Report says WA ag in good shape

19 Aug, 2018 04:00 AM
Bankwest's new head of rural and regional banking Greg O'Brien (left) and Planfarm managing director Graeme McConnell at the launch of the 2017-18 Planfarm Bankwest Benchmarks in Perth last Friday.
Bankwest's new head of rural and regional banking Greg O'Brien (left) and Planfarm managing director Graeme McConnell at the launch of the 2017-18 Planfarm Bankwest Benchmarks in Perth last Friday.

DESPITE a difficult and patchy last season, WA’s agriculture industry “is in great shape” the 2017-18 Planfarm Bankwest Benchmarks revealed recently.

Planfarm managing director Graeme McConnell pointed out to a business breakfast on Friday that the top 25 per cent of the 520 farms in the annual survey achieved an average cash return on capital of 12.2pc last season.

Some in the lower east of the central Wheatbelt, which particularly benefitted from late winter rains that rejuvenated crops, achieved cash returns on capital as high as 28pc, Mr McConnell said.

“That’s just awesome in anybody’s language,” he said.

The survey average return on capital across all regions was 5.2pc last season, the Benchmarks report showed.

Over the past 10 years, the top 25pc of WA farmers have averaged 10.6pc cash return on capital, it showed.

“I think that is just fantastic,” Mr McConnell said.

“The returns from agriculture are surprisingly good and one of the best kept secrets around,” he said.

The State average over that period was 5.5pc, according to the report.

Mr McConnell said cash returns on capital quoted in the report included allowances for wages and management and for depreciation and machinery – always a significant cost in farming.

But he said they were not inflated by land value changes.

Mr McConnell said uneven seasonal conditions meant “a massive variation” in financial results across the State, linked mainly to rainfall and its critical timing.

“What saved us last year was a very kind spring,” he said.

“But some farmers were luckier than others in receiving rains in sufficient time to have crops recover.

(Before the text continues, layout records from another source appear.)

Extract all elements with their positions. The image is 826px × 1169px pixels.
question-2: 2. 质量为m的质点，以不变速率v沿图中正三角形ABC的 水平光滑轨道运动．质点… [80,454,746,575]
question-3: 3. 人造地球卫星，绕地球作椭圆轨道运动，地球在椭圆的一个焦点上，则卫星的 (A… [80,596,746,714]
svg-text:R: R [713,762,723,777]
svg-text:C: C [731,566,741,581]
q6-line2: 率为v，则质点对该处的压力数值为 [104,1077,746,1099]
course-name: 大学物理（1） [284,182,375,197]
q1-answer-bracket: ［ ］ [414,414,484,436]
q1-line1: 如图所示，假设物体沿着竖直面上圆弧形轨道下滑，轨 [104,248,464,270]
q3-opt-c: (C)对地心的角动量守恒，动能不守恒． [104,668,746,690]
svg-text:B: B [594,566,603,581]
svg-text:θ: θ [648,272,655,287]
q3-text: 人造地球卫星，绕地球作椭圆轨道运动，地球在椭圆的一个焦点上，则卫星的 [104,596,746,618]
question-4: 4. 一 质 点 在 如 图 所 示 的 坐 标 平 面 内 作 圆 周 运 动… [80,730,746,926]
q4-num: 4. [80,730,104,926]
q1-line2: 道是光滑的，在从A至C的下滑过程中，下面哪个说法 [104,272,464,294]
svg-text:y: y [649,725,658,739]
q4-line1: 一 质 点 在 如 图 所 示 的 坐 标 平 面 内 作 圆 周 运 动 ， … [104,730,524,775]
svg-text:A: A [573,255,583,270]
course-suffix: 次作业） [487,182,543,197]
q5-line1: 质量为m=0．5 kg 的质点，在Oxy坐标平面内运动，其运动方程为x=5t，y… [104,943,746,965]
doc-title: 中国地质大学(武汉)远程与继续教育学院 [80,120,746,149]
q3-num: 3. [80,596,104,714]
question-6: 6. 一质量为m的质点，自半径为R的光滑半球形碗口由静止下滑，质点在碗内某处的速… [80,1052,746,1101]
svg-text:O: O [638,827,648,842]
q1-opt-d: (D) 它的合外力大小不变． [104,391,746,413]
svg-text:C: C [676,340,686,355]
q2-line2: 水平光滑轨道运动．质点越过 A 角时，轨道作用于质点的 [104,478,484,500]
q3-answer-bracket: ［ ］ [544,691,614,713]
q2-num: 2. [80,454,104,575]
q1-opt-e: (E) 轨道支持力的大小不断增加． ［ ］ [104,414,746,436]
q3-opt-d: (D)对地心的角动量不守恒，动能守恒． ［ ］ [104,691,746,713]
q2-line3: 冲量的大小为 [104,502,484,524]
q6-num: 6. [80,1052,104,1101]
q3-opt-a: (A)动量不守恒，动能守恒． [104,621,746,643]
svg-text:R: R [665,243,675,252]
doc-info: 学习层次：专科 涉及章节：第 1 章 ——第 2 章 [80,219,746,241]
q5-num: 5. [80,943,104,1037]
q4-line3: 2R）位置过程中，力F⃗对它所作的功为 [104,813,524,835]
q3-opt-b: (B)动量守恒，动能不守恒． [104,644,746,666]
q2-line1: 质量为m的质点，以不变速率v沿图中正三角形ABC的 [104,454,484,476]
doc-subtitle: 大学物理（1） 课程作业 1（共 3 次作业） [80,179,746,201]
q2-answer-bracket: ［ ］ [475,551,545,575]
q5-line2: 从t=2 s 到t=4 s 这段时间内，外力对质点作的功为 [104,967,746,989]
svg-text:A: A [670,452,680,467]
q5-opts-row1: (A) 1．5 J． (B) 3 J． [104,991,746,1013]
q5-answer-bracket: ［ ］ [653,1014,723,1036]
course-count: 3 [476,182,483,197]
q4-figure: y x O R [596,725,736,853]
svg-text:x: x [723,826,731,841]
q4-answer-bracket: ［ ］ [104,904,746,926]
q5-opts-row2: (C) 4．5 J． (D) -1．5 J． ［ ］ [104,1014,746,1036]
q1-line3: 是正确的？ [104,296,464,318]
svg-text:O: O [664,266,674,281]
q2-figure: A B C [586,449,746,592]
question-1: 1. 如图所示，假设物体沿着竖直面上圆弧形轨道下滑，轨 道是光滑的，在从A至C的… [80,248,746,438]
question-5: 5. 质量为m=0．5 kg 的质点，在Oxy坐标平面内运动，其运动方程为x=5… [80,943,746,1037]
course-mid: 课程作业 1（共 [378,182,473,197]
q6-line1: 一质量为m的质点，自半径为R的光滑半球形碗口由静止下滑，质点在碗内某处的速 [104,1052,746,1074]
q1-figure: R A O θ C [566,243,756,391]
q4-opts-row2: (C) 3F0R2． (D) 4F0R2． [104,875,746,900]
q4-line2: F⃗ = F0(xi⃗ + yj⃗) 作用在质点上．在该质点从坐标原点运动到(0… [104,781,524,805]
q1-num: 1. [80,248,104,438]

“The spread between the top 25pc and the bottom 25pc is as big as we’ve seen since at least 2013 because there were isolated pockets of good rain.

“If you were in those pockets you had some of the best results ever, but if you were on the fringes or in the northern Wheatbelt you had some of the worst results we’ve seen (Planfarm has been collecting farm data for about 45 years).

“(That variation) really comes out in the regional results.

“That low-rainfall northern Wheatbelt region actually had the worst result in the State, I think for the first time since about 2006-07.”

Mr McConnell said farms running sheep benefitted from the additional income from record wool prices last season.

Sheep and wool made up almost 20pc of farm income, the highest level since the last time wool prices reached sustained record levels in 2010-11.

“We are starting to see the sheep part of the business providing a really large proportion of the income - and that’s with relatively solid grain prices,” he said.

“The income from sheep is increasing both in dollar terms and proportionate terms.

“I think sheep are really earning their place and I think that will continue because of their benefit (in a cropping rotation).”

Mr McConnell said slightly higher average farm debt levels last season were interpreted as farmers investing in plant and technology.

“I’m really comfortable with debt levels at the moment, I don’t think you’ll see it much lower,” he said.

“There are very, very few (farm) businesses that are under financial stress.

“There’s actually very few people who have made a loss last year (and) it was a pretty tough year.

“The hallmark of our top 25pc of farmers is that in a really tough year they just don’t make losses, or if they do, only small ones.

“When it’s an average year they make pretty healthy returns that everyone is happy with.

“When it’s an exceptional year, they really excel.”

One area that did need attention, Mr McConnell said, was farm operating costs which, while down 5.5pc as a percentage of gross farm income over the past 10 years, were still too high at 69-70pc last season.

“If we’re going to compete with what the guys who did the CBH tour of Russia have seen recently and the potential threat that’s coming from that, then I think we need to find ways of getting operating costs down to 55-60pc,” Mr McConnell said.

He admitted he did not know how it could be achieved, but suggested one area to be investigated was more efficient investment in machinery.

“On the basis of plant investment per hectare and the price of plant, paying $800,000 for a header we use six weeks of a year is crazy.

“Can we get better use out of our machinery?” he asked.

“The agriculture industry is in great shape now, but we’ve got some challenges coming,” Mr McConnell said.

“We don’t want to rest on our laurels.

“We need to get the message out there about how good agriculture is to make sure some of the bright young kids going through school and university and looking at the careers they are going to take, are interested in agriculture and see agriculture as a good place to focus on.”